RL algorithms are a nightmare to get working, below are some of my notes on how to get them to run effectively -
-
Use delta-based rewards instead of kernels. For example, if you are trying to get a manipulator to a certain point $\vec{x}$, $r(t) = -k (x_{t-1} - x_t)$. In my experience this works better than rewards of the form $r(\vec{x})=f(\vec{x})$. I suspect this is because the change in the relative magnitude of the reward for making progress towards the goal vs not making progress towards the goal over a single timestep is much bigger.
- Also when designing stuff from scratch, look for what successful papers have used as reward functions, as they will likely have experimented a lot to find the right reward function and you don’t want to repeat this work. For robot manipulation & locomotion, many of the Robotic Systems Lab papers have good references for this which are proven to transfer to the real world [1, p15] [2].
-
Episode length - depending on how you calculate advantage, do updates, and how your environment resets, having too long of an episode length can slow down training. Alternatively, if the episode length is too short your agent may not be able to complete the task.
-
Control frequency - if set too high, each completion of your task in the simulator will take many timesteps and it will take longer to train.
-
The RL algorithm that will work best for you will depend on what kind of simulator you use. On-policy algorithms such as PPO work better when it is cheap to get environment samples (fast simulator). Off-policy algorithms such as SAC work better when your simulator is very slow.

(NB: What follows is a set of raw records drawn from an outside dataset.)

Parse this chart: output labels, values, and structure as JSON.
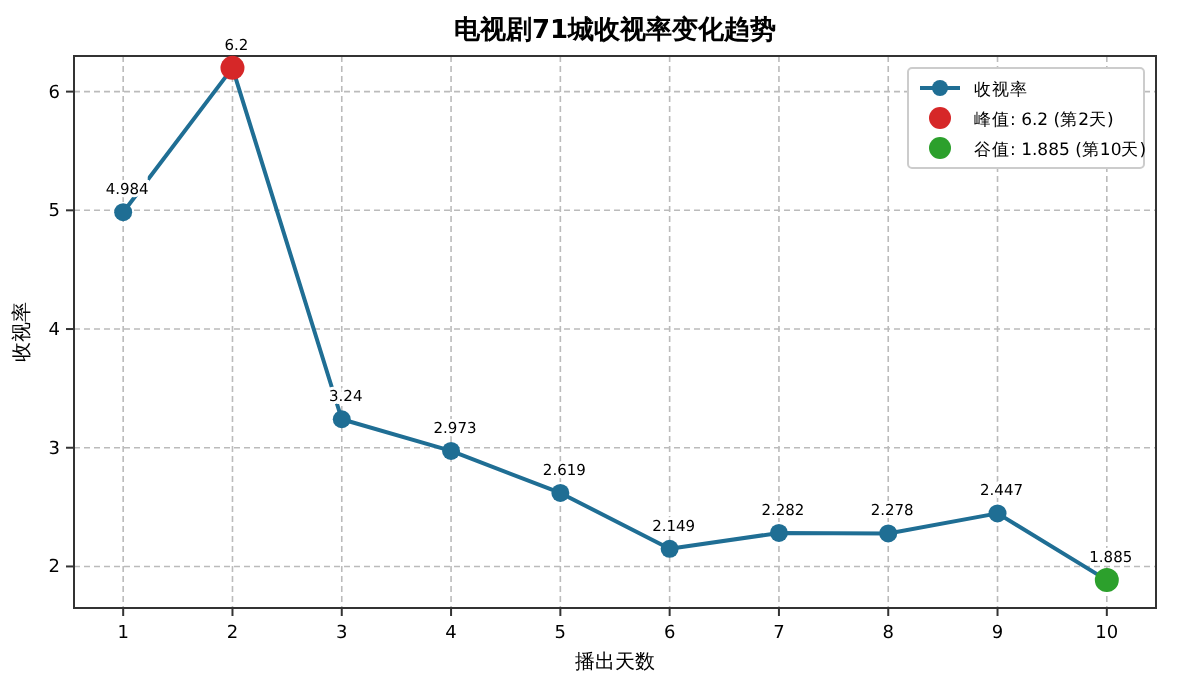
{
  "chart_data": {
    "type": "line",
    "title": "电视剧71城收视率变化趋势",
    "xlabel": "播出天数",
    "ylabel": "收视率",
    "x": [
      1,
      2,
      3,
      4,
      5,
      6,
      7,
      8,
      9,
      10
    ],
    "series": [
      {
        "name": "收视率",
        "color": "#1f6e94",
        "values": [
          4.984,
          6.2,
          3.24,
          2.973,
          2.619,
          2.149,
          2.282,
          2.278,
          2.447,
          1.885
        ],
        "value_labels": [
          "4.984",
          null,
          "3.24",
          "2.973",
          "2.619",
          "2.149",
          "2.282",
          "2.278",
          "2.447",
          null
        ],
        "marker": "circle"
      },
      {
        "name": "峰值: 6.2 (第2天)",
        "type": "scatter",
        "color": "#d62728",
        "x": [
          2
        ],
        "values": [
          6.2
        ],
        "value_labels": [
          "6.2"
        ]
      },
      {
        "name": "谷值: 1.885 (第10天)",
        "type": "scatter",
        "color": "#2ca02c",
        "x": [
          10
        ],
        "values": [
          1.885
        ],
        "value_labels": [
          "1.885"
        ]
      }
    ],
    "xlim": [
      0.55,
      10.45
    ],
    "ylim": [
      1.65,
      6.3
    ],
    "xticks": [
      1,
      2,
      3,
      4,
      5,
      6,
      7,
      8,
      9,
      10
    ],
    "yticks": [
      2,
      3,
      4,
      5,
      6
    ],
    "grid": true,
    "legend": "top right"
  }
}
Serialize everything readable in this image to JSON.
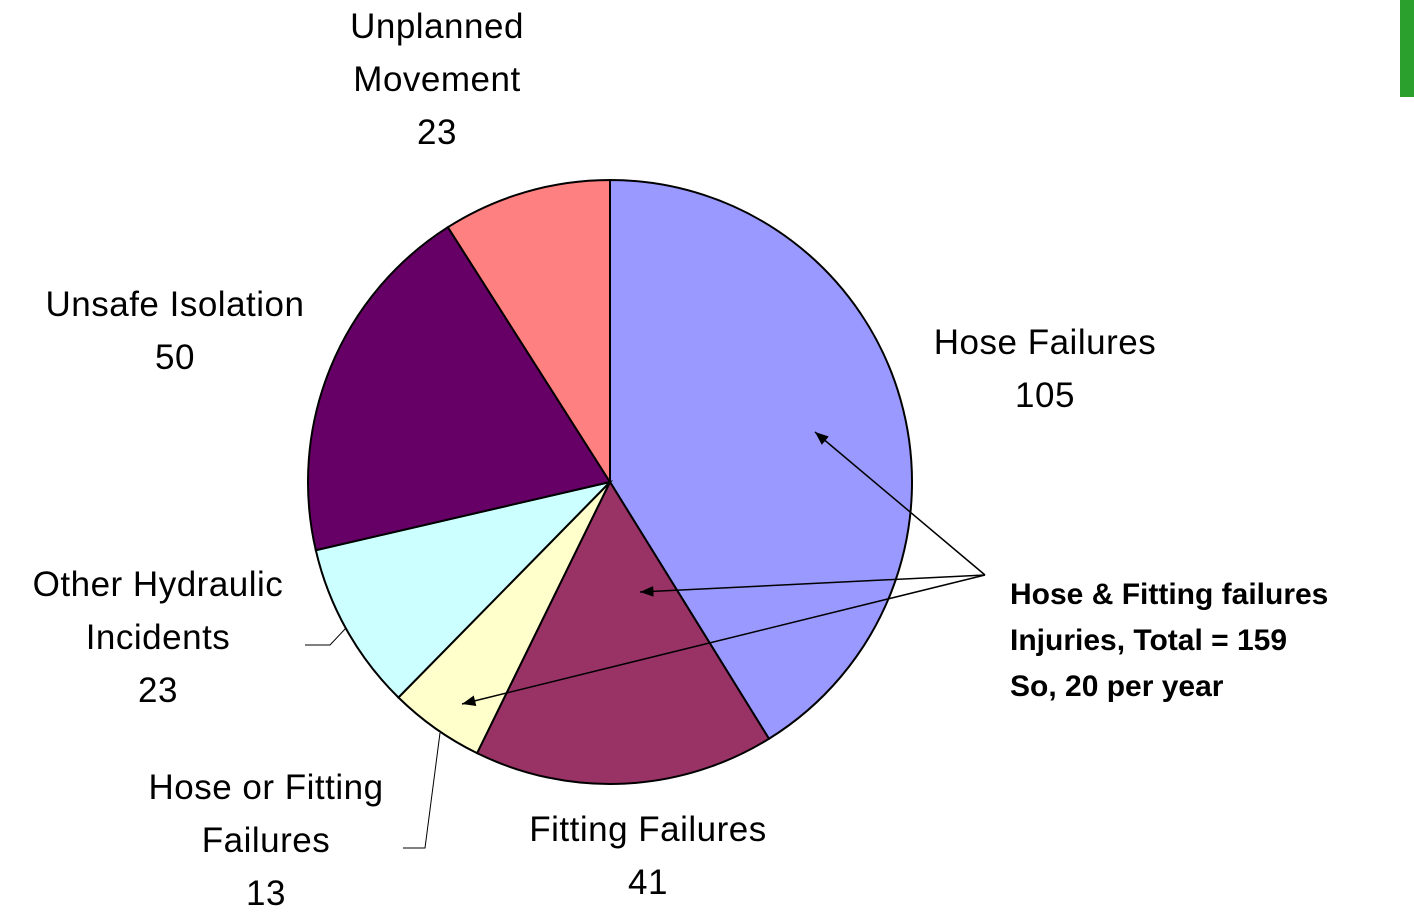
{
  "chart_data": {
    "type": "pie",
    "categories": [
      "Hose Failures",
      "Fitting Failures",
      "Hose or Fitting Failures",
      "Other Hydraulic Incidents",
      "Unsafe Isolation",
      "Unplanned Movement"
    ],
    "values": [
      105,
      41,
      13,
      23,
      50,
      23
    ],
    "colors": [
      "#9999ff",
      "#993366",
      "#ffffcc",
      "#ccffff",
      "#660066",
      "#ff8080"
    ],
    "annotation": [
      "Hose & Fitting failures",
      "Injuries, Total = 159",
      "So, 20 per year"
    ]
  }
}
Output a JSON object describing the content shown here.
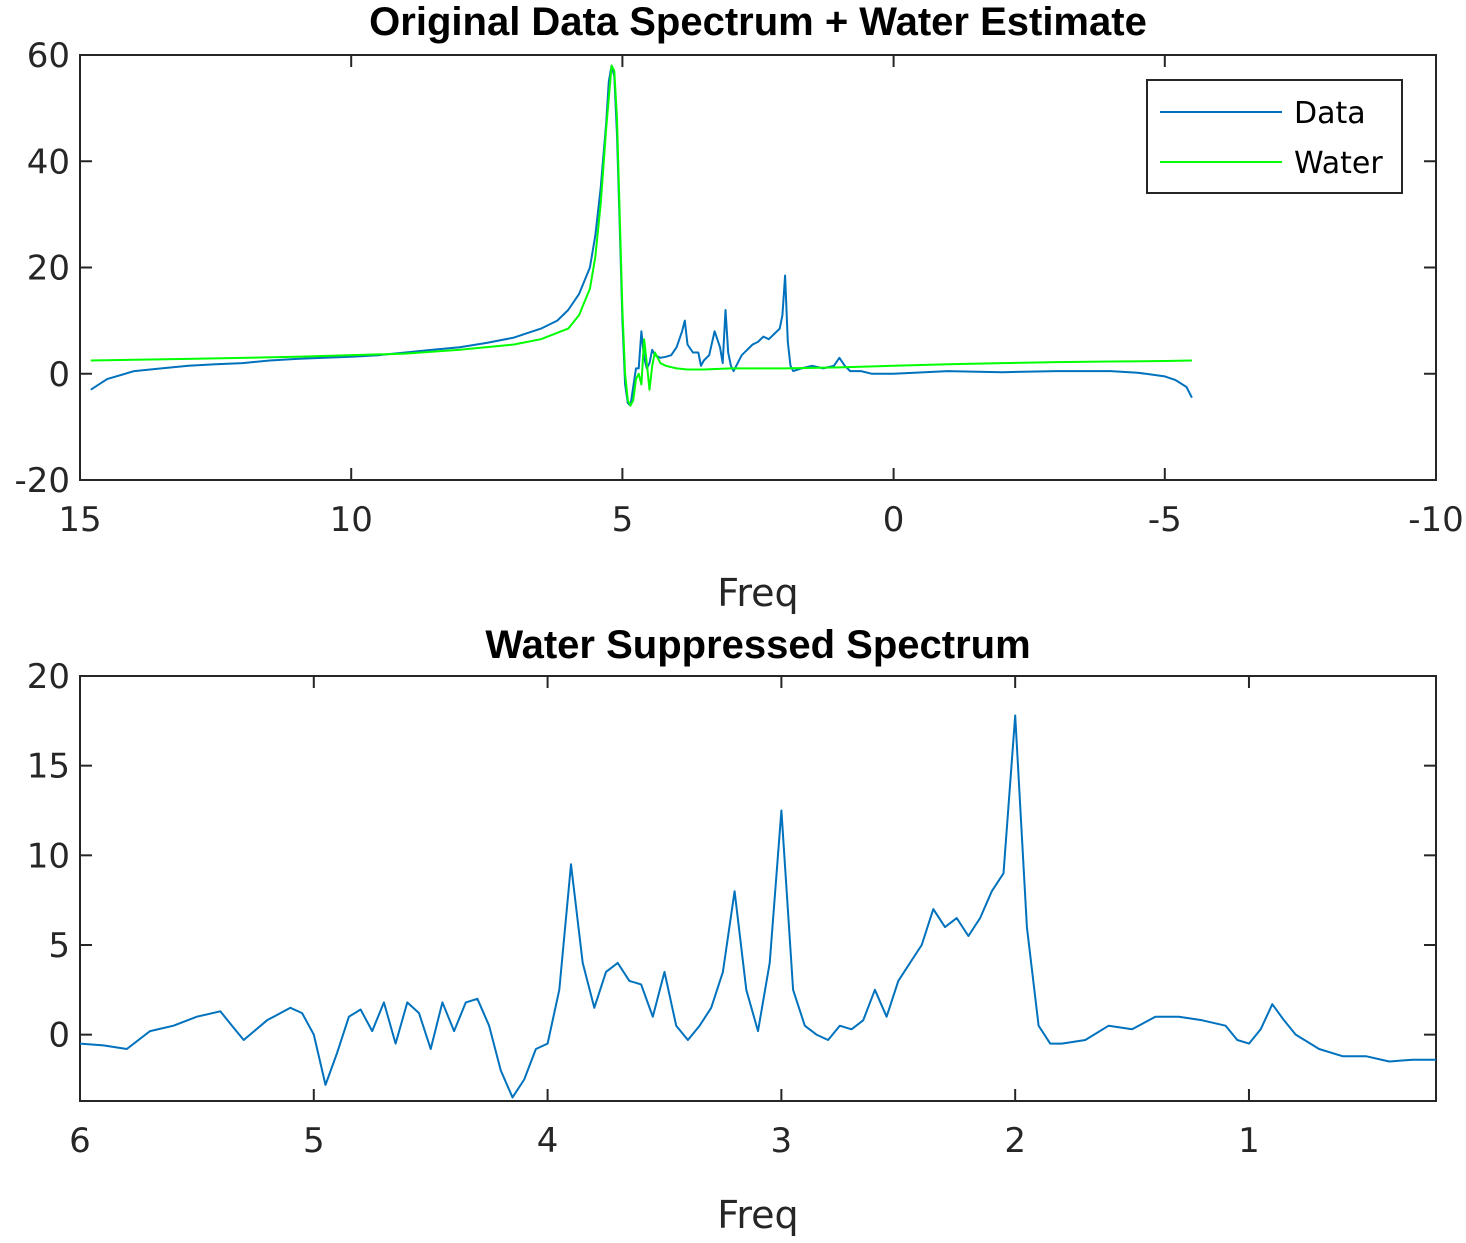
{
  "chart_data": [
    {
      "type": "line",
      "title": "Original Data Spectrum + Water Estimate",
      "xlabel": "Freq",
      "ylabel": "",
      "xlim": [
        15,
        -10
      ],
      "ylim": [
        -20,
        60
      ],
      "x_reversed": true,
      "xticks": [
        15,
        10,
        5,
        0,
        -5,
        -10
      ],
      "xtick_labels": [
        "15",
        "10",
        "5",
        "0",
        "-5",
        "-10"
      ],
      "yticks": [
        -20,
        0,
        20,
        40,
        60
      ],
      "ytick_labels": [
        "-20",
        "0",
        "20",
        "40",
        "60"
      ],
      "legend": {
        "placement": "top-right",
        "entries": [
          "Data",
          "Water"
        ]
      },
      "series": [
        {
          "name": "Data",
          "color": "#0072BD",
          "x": [
            14.8,
            14.5,
            14.0,
            13.5,
            13.0,
            12.5,
            12.0,
            11.5,
            11.0,
            10.5,
            10.0,
            9.5,
            9.0,
            8.5,
            8.0,
            7.5,
            7.0,
            6.5,
            6.2,
            6.0,
            5.8,
            5.6,
            5.5,
            5.4,
            5.3,
            5.25,
            5.2,
            5.15,
            5.1,
            5.05,
            5.0,
            4.95,
            4.9,
            4.85,
            4.8,
            4.75,
            4.7,
            4.65,
            4.6,
            4.55,
            4.5,
            4.45,
            4.4,
            4.3,
            4.2,
            4.1,
            4.0,
            3.9,
            3.85,
            3.8,
            3.7,
            3.6,
            3.55,
            3.5,
            3.4,
            3.3,
            3.2,
            3.15,
            3.1,
            3.05,
            3.0,
            2.95,
            2.9,
            2.8,
            2.7,
            2.6,
            2.5,
            2.4,
            2.3,
            2.2,
            2.1,
            2.05,
            2.0,
            1.95,
            1.9,
            1.85,
            1.7,
            1.5,
            1.3,
            1.1,
            1.0,
            0.9,
            0.8,
            0.6,
            0.4,
            0.0,
            -1.0,
            -2.0,
            -3.0,
            -4.0,
            -4.5,
            -5.0,
            -5.2,
            -5.4,
            -5.5
          ],
          "y": [
            -3.0,
            -1.0,
            0.5,
            1.0,
            1.5,
            1.8,
            2.0,
            2.5,
            2.8,
            3.0,
            3.2,
            3.5,
            4.0,
            4.5,
            5.0,
            5.8,
            6.8,
            8.5,
            10.0,
            12.0,
            15.0,
            20.0,
            26.0,
            35.0,
            47.0,
            55.0,
            58.0,
            56.0,
            45.0,
            28.0,
            10.0,
            -2.0,
            -5.5,
            -6.0,
            -2.5,
            1.0,
            1.0,
            8.0,
            3.0,
            1.0,
            2.0,
            4.5,
            3.5,
            3.0,
            3.2,
            3.5,
            5.0,
            8.0,
            10.0,
            5.5,
            4.0,
            4.0,
            1.5,
            2.5,
            3.5,
            8.0,
            5.0,
            2.0,
            12.0,
            4.0,
            1.5,
            0.5,
            1.5,
            3.5,
            4.5,
            5.5,
            6.0,
            7.0,
            6.5,
            7.5,
            8.5,
            11.0,
            18.5,
            6.0,
            1.5,
            0.5,
            1.0,
            1.5,
            1.0,
            1.5,
            3.0,
            1.5,
            0.5,
            0.5,
            0.0,
            0.0,
            0.5,
            0.3,
            0.5,
            0.5,
            0.2,
            -0.5,
            -1.2,
            -2.5,
            -4.5
          ]
        },
        {
          "name": "Water",
          "color": "#00FF00",
          "x": [
            14.8,
            13.0,
            11.0,
            9.0,
            8.0,
            7.0,
            6.5,
            6.0,
            5.8,
            5.6,
            5.5,
            5.4,
            5.3,
            5.2,
            5.15,
            5.1,
            5.05,
            5.0,
            4.95,
            4.9,
            4.85,
            4.8,
            4.75,
            4.7,
            4.65,
            4.6,
            4.55,
            4.5,
            4.45,
            4.4,
            4.35,
            4.3,
            4.2,
            4.0,
            3.8,
            3.5,
            3.0,
            2.0,
            1.0,
            0.0,
            -1.0,
            -2.0,
            -3.0,
            -4.0,
            -5.0,
            -5.5
          ],
          "y": [
            2.5,
            2.8,
            3.2,
            3.8,
            4.5,
            5.5,
            6.5,
            8.5,
            11.0,
            16.0,
            22.0,
            32.0,
            46.0,
            58.0,
            57.0,
            48.0,
            30.0,
            12.0,
            0.0,
            -5.0,
            -6.0,
            -5.0,
            -1.0,
            0.0,
            -2.0,
            6.5,
            2.0,
            -3.0,
            1.5,
            4.0,
            3.0,
            2.0,
            1.5,
            1.0,
            0.8,
            0.8,
            1.0,
            1.0,
            1.2,
            1.5,
            1.8,
            2.0,
            2.2,
            2.3,
            2.4,
            2.5
          ]
        }
      ]
    },
    {
      "type": "line",
      "title": "Water Suppressed Spectrum",
      "xlabel": "Freq",
      "ylabel": "",
      "xlim": [
        6,
        0.2
      ],
      "ylim": [
        -3.7,
        20
      ],
      "x_reversed": true,
      "xticks": [
        6,
        5,
        4,
        3,
        2,
        1
      ],
      "xtick_labels": [
        "6",
        "5",
        "4",
        "3",
        "2",
        "1"
      ],
      "yticks": [
        0,
        5,
        10,
        15,
        20
      ],
      "ytick_labels": [
        "0",
        "5",
        "10",
        "15",
        "20"
      ],
      "series": [
        {
          "name": "Water Suppressed",
          "color": "#0072BD",
          "x": [
            6.0,
            5.9,
            5.8,
            5.7,
            5.6,
            5.5,
            5.4,
            5.35,
            5.3,
            5.2,
            5.1,
            5.05,
            5.0,
            4.95,
            4.9,
            4.85,
            4.8,
            4.75,
            4.7,
            4.65,
            4.6,
            4.55,
            4.5,
            4.45,
            4.4,
            4.35,
            4.3,
            4.25,
            4.2,
            4.15,
            4.1,
            4.05,
            4.0,
            3.95,
            3.9,
            3.85,
            3.8,
            3.75,
            3.7,
            3.65,
            3.6,
            3.55,
            3.5,
            3.45,
            3.4,
            3.35,
            3.3,
            3.25,
            3.2,
            3.15,
            3.1,
            3.05,
            3.0,
            2.95,
            2.9,
            2.85,
            2.8,
            2.75,
            2.7,
            2.65,
            2.6,
            2.55,
            2.5,
            2.45,
            2.4,
            2.35,
            2.3,
            2.25,
            2.2,
            2.15,
            2.1,
            2.05,
            2.0,
            1.95,
            1.9,
            1.85,
            1.8,
            1.7,
            1.6,
            1.5,
            1.4,
            1.3,
            1.2,
            1.1,
            1.05,
            1.0,
            0.95,
            0.9,
            0.85,
            0.8,
            0.7,
            0.6,
            0.5,
            0.4,
            0.3,
            0.2
          ],
          "y": [
            -0.5,
            -0.6,
            -0.8,
            0.2,
            0.5,
            1.0,
            1.3,
            0.5,
            -0.3,
            0.8,
            1.5,
            1.2,
            0.0,
            -2.8,
            -1.0,
            1.0,
            1.4,
            0.2,
            1.8,
            -0.5,
            1.8,
            1.2,
            -0.8,
            1.8,
            0.2,
            1.8,
            2.0,
            0.5,
            -2.0,
            -3.5,
            -2.5,
            -0.8,
            -0.5,
            2.5,
            9.5,
            4.0,
            1.5,
            3.5,
            4.0,
            3.0,
            2.8,
            1.0,
            3.5,
            0.5,
            -0.3,
            0.5,
            1.5,
            3.5,
            8.0,
            2.5,
            0.2,
            4.0,
            12.5,
            2.5,
            0.5,
            0.0,
            -0.3,
            0.5,
            0.3,
            0.8,
            2.5,
            1.0,
            3.0,
            4.0,
            5.0,
            7.0,
            6.0,
            6.5,
            5.5,
            6.5,
            8.0,
            9.0,
            17.8,
            6.0,
            0.5,
            -0.5,
            -0.5,
            -0.3,
            0.5,
            0.3,
            1.0,
            1.0,
            0.8,
            0.5,
            -0.3,
            -0.5,
            0.3,
            1.7,
            0.8,
            0.0,
            -0.8,
            -1.2,
            -1.2,
            -1.5,
            -1.4,
            -1.4
          ]
        }
      ]
    }
  ]
}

- Don’t try to implement one of these from scratch yourself (unless you are doing it for educational purposes). (Hopefully) tested code in quasi-official repositories will almost certainly work better than whatever you can hack together. Denis Yarats' SAC algorithm is a well-documented extensible implementation. It’s also fairly easy to hook this up to Stable Baselines' SubprocVecEnv to parallelise your environment. RLLib has a wide variety of algorithms implemented, which come in with built-in support for large-scale parallelisation (though they are somewhat annoying to modify).
-
Action spaces can have a big impact on the ability to learn tasks, and this impact will vary by the nature of the task.
-
If you are having trouble training an environment, especially with multiple shaped rewards, try stripping back to the minimal possible objective and seeing if it trains on that one, and add additional objectives progressively.
-
Completion termination & bonus - if you want to improve the throughput of episodes as your RL algorithm gets better at achieving a goal, try terminating the episode when the agent gets close to the goal. But be careful to give it a bonus reward for doing this, especially if the value of your reward is positive. If you don’t the optimal strategy to maximise the discounted sum of future rewards will be to *not* achieve the goal, since terminating the episode by reaching the goal obviously means that the future value will be limited to the reward at the terminating timestep.
-
Use fast simulators like IsaacGym or RaiSim. This will both allow you to train on more complex tasks and improve the speed of your tweak env/algo -> train -> tweak env/algo loop.
-
If you expect your algorithm to depend on velocity information or other such things which may not be available with the state in a single timestep, make sure it has a way to infer this. It’s possible to do this by stacking observations (concatenate the raw observations from the last 3 timesteps), by directly passing velocity information, or by using a recurrent policy.
Real Robots / Sim2Real
I only have limited experience with transferring RL algorithms to real robots, however I have worked with Other Algorithms™ (yes, I know, they do exist) a fair bit on real robots, so some of these tips will generalise:
- First ensure you have the basics working - are the scaling on algorithm outputs correct, is your action space right, is the control frequency you are running your algorithm matching the simulator etc.
- Before trying 10001 tricks with Domain Randomisation, tuning simulator/algorithm parameters etc., ensure you can transfer your vanilla algorithm with reasonable performance.
- There are better methods than DR for getting sim2real transfer to work coming online which you can try, especially better calibration of simulators [1] [2]. In general, improving how close your simulator is to reality > adding ever more randomisation to your simulator (less work and it produces better results).
- In general, don’t try to fix problems in software if there is an issue with your physical robot. Fix that first and you will have much less frustration.